All of that preceded the USA Volleyball Collegiate Beach Championships, and it would have been easy for Hughes and Claes to maybe ease up, to let one slip past — which they almost did. In the semifinals, against Pepperdine’s Corinne Quiggle and Brittany Howard, they dropped the first set before rallying to win, and then they did the same in the final.
“So much fun,” Hughes said. “We love competing against our own teammates. We know them so well and they know us so well.”
That much was evident as Martin and Cannon played near-flawless volleyball, minimizing errors, taking advantage of what few mistakes Claes and Hughes offered, pushing their teammates as far as they could, in their final opportunity to do so.
This is only the second year in which women’s beach volleyball has been sanctioned as an NCAA sport, a distinction that could lead to future U.S. Olympians in beach volleyball who played on the beach collegiately. To this point all of the U.S. Olympians have had to transition over from indoor volleyball.
Claes and Hughes are eager to start that trend. And they’re wasting little time getting started on their professional careers.
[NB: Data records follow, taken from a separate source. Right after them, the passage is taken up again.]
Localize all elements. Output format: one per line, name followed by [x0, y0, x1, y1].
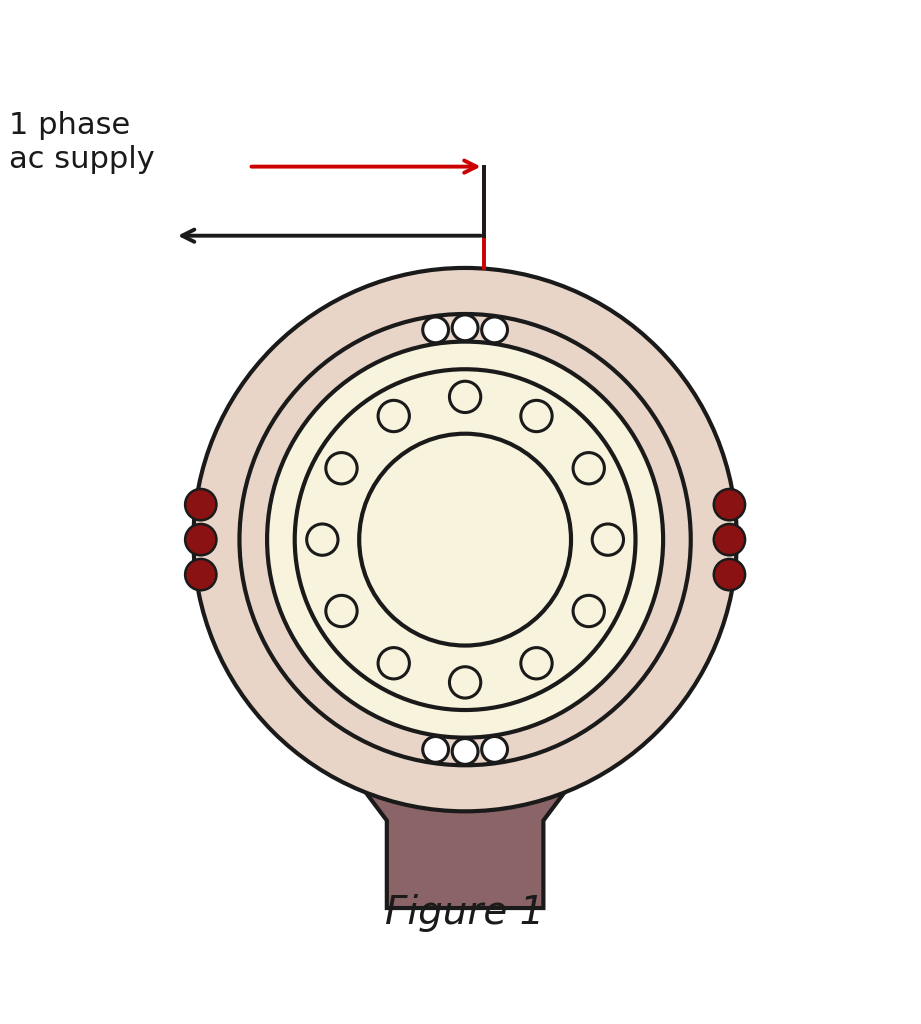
Circle shape	[573, 595, 604, 627]
Circle shape	[714, 489, 745, 520]
Circle shape	[714, 524, 745, 555]
Circle shape	[521, 647, 553, 679]
Circle shape	[452, 738, 478, 764]
Circle shape	[482, 317, 507, 343]
Circle shape	[592, 524, 624, 555]
Circle shape	[295, 370, 635, 710]
Circle shape	[449, 667, 481, 698]
Circle shape	[267, 342, 663, 737]
Circle shape	[193, 268, 737, 811]
Circle shape	[185, 524, 216, 555]
Circle shape	[239, 314, 691, 765]
Circle shape	[573, 453, 604, 484]
Circle shape	[185, 489, 216, 520]
Circle shape	[326, 453, 357, 484]
Text: 1 phase
ac supply: 1 phase ac supply	[9, 112, 155, 174]
Circle shape	[359, 434, 571, 645]
Circle shape	[326, 595, 357, 627]
Polygon shape	[359, 783, 571, 908]
Circle shape	[482, 736, 507, 762]
Circle shape	[378, 647, 409, 679]
Circle shape	[185, 559, 216, 590]
Circle shape	[423, 317, 449, 343]
Circle shape	[449, 381, 481, 413]
Circle shape	[307, 524, 338, 555]
Circle shape	[452, 315, 478, 341]
Circle shape	[521, 400, 553, 432]
Circle shape	[423, 736, 449, 762]
Circle shape	[379, 400, 409, 432]
Circle shape	[714, 559, 745, 590]
Text: Figure 1: Figure 1	[385, 894, 545, 932]
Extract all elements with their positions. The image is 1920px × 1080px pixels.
On Sunday they’ll be in the air, on a flight to Rio de Janeiro, representing not the University of Southern California, but the United States of America, in their first event as pro athletes.
Heavier stakes, sure.
|Lucas Yoder (L) and Michael Saeta celebrate at the USA Volleyball Collegiate Beach Championships on May 13, 2017 in Hermosa Beach, Calif.|
“No matter what,” Hughes said. “If it’s USC or USA, we’re going to play the best volleyball we can.”
On the men’s side, Saeta and Yoder’s journey officially began three days ago, and yet, it really began months ago, on Feb. 3.
USC vs. UC Irvine.
Or, in reality, Michael Saeta vs. Lucas Yoder.
“He was going off, so I had to do something,” Saeta, a setter and opposite hitter for UC Irvine, said of the Anteaters’ 42-40 second-set marathon against USC last February, in which Saeta finished with 21 kills and Yoder, an outside hitter for USC, had 29.
“We saw each other after and said, ‘We should play some beach,’” Saeta recalled.
Three months later, they did for the Collegiate Beach Championships. And without a single practice, they won, beating UCLA’s Hagen Smith and Jackson Bantle, 21-10, 21-13.
“We just played a simple game,” said Yoder, who finished with five kills, three aces and a block. “We matched up well against them.”
Indeed. Yoder and Saeta both stand 6-foot-5, while Smith, the son of the legendary Sinjin Smith, and Bantle, are both generously listed at 6-foot-1. The mismatch showed, namely in the errors column, in which Smith and Bantle made 19 in the match.
“They couldn’t get in a rhythm,” Yoder said.
The win earns Saeta and Yoder a spot on the USA Volleyball collegiate beach national team. While they’re not sure what, exactly, that entails for the remainder of the summer, they know this: It was nice for men’s beach volleyball, which is not an NCAA-recognized varsity sport, to alas have a platform.
“It was a really cool tournament for us,” Saeta said. “We didn’t expect it, necessarily. The venue is awesome, NBC (which televised highlights of the men’s final on NBCSN) was awesome, and it was just really cool.”